Applications opérationnelles : du repérage à l’action
La prise en compte systématique de la position sociale a des applications concrètes à plusieurs niveaux :
- Diagnostic et surveillance : enrichir les grandes enquêtes et bases de données avec des variables de position sociale pour mieux cibler les besoins et suivre les tendances.
- Conception d’interventions : élaborer des actions adaptées à différents points du gradient social — par exemple, adapter les supports de prévention en fonction de la littératie en santé et du contexte socio-économique.
- Évaluation d’équité : mesurer l’impact des programmes non seulement en termes d’efficacité globale, mais aussi selon la position sociale des bénéficiaires afin d’identifier des effets inégalitaires.
- Appui aux décideurs locaux : fournir des outils et des données pour orienter les politiques locales (logement, emploi, prévention) vers une plus grande équité.
Exemples concrets et actions prioritaires
Plusieurs axes d’action permettent d’opérationnaliser la prise en compte de la position sociale :
- Intégrer systématiquement des variables de position sociale dans les grandes enquêtes nationales et locales.
- Construire et diffuser des guides méthodologiques pour les acteurs de terrain afin d’harmoniser la collecte et l’analyse.
- Réaliser des études ciblées sur les populations vulnérables (personnes sans emploi, populations itinérantes) pour documenter des situations spécifiques.
- Mettre à disposition des données agrégées et des outils d’analyse pour les collectivités et associations afin d’aider la planification locale.
- Tester et évaluer des interventions avec une perspective d’équité pour adapter les dispositifs en fonction des résultats.

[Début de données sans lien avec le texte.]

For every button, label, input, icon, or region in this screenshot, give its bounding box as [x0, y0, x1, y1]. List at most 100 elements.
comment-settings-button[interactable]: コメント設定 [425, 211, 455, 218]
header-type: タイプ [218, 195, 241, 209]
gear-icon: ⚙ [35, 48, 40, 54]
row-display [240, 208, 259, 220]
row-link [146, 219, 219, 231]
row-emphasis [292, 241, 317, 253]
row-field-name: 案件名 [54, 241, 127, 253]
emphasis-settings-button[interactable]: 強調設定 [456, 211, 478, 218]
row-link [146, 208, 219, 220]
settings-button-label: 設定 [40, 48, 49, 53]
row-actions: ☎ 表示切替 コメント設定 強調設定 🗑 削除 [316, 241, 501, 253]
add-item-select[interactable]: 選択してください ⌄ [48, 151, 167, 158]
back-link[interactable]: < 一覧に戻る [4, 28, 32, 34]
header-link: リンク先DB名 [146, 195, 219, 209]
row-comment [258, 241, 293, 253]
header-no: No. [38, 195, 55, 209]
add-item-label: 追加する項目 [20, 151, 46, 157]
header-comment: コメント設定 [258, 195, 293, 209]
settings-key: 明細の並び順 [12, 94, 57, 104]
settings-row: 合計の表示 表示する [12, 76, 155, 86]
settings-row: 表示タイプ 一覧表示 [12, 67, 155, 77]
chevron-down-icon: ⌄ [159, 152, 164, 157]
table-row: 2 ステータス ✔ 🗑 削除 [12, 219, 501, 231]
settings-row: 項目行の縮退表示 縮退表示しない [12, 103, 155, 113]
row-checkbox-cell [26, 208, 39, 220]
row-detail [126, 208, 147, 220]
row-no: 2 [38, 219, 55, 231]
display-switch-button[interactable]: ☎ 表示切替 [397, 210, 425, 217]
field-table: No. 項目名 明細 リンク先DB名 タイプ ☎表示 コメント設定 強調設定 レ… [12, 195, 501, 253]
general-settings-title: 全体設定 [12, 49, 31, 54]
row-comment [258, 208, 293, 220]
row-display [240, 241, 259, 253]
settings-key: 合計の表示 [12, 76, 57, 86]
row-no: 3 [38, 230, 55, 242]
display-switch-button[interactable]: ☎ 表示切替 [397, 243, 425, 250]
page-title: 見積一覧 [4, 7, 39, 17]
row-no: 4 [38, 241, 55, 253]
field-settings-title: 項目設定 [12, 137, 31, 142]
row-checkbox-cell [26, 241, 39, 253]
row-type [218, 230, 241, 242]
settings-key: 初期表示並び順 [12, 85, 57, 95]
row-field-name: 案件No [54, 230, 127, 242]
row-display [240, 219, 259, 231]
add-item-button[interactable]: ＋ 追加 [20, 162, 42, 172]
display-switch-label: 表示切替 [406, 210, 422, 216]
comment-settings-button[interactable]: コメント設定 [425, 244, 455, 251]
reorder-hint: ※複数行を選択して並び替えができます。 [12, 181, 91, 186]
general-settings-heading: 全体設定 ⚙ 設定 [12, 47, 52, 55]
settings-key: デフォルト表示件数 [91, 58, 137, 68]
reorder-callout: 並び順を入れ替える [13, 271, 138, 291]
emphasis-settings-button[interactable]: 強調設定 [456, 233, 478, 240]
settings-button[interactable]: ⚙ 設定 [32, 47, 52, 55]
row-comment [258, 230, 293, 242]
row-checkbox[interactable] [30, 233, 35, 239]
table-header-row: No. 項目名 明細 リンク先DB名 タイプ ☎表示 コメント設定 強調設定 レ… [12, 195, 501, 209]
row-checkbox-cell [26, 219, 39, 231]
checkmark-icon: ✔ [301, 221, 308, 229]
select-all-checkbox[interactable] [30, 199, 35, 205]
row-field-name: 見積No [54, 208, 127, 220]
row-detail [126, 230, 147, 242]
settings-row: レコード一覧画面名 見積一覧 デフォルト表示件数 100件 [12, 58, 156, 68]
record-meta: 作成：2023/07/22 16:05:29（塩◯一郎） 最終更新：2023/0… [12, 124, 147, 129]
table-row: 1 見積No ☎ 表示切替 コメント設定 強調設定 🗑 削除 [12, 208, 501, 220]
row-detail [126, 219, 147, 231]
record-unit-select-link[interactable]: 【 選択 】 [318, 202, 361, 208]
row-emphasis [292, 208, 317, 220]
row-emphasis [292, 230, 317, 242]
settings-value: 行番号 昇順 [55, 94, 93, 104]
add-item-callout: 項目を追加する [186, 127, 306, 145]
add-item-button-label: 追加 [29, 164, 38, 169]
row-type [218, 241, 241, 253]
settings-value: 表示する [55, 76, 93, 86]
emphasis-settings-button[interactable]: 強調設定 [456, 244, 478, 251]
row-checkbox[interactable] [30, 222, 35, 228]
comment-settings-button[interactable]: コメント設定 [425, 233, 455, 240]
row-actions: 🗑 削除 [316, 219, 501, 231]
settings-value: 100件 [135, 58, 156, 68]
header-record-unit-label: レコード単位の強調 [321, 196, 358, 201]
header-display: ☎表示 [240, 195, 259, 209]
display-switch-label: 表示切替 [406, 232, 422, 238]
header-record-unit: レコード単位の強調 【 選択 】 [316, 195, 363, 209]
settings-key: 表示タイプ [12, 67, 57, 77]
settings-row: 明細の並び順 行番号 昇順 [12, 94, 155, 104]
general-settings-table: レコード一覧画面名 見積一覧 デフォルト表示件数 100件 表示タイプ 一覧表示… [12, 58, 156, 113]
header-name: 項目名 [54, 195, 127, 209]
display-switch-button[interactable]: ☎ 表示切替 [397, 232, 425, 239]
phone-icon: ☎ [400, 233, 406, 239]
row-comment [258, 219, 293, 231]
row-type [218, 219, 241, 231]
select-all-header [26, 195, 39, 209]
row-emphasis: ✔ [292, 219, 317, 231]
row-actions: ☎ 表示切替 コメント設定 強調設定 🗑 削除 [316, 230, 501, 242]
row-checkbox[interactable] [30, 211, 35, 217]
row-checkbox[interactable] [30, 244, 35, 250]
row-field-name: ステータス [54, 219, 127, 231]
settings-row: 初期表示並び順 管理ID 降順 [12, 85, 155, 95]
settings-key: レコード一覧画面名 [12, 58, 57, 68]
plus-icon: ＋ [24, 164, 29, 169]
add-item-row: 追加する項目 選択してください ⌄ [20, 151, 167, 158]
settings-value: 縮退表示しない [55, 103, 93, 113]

Perspectives et suite des travaux
Les travaux en cours visent à formaliser des repères méthodologiques et à développer des outils pratiques pour intégrer la position sociale dans la routine des études et des politiques. Un travail collectif, interdisciplinaire et partenarial est nécessaire : épidémiologistes, sociologues, statisticiens, acteurs de terrain et décideurs doivent coopérer pour garantir pertinence et applicabilité.
À terme, l’objectif est double : d’une part, améliorer la qualité des connaissances en santé publique en rendant systématique l’objectivation de la position sociale ; d’autre part, transformer ces connaissances en actions concrètes pour réduire les inégalités — en adaptant les interventions, en ciblant les populations les plus vulnérables et en évaluant les effets sur l’ensemble du gradient social.
Conclusion
La prise en compte de la position sociale est une condition indispensable pour progresser vers une santé plus équitable. Mesurer cette position de manière standardisée, comprendre ses mécanismes et intégrer ces approches dans la conception, la mise en œuvre et l’évaluation des politiques permettra de mieux identifier les besoins, de prioriser les actions et d’assurer que les bénéfices de la santé publique soient partagés par tous. Agir sur les inégalités de santé nécessite ainsi une attention renouvelée aux dimensions sociales qui déterminent les parcours de vie et les possibilités de santé.
Santé publique et acteurs locaux disposent aujourd’hui d’outils méthodologiques et d’une feuille de route pour faire de la position sociale un levier opérationnel : mesurer pour mieux agir, et agir pour réduire les écarts.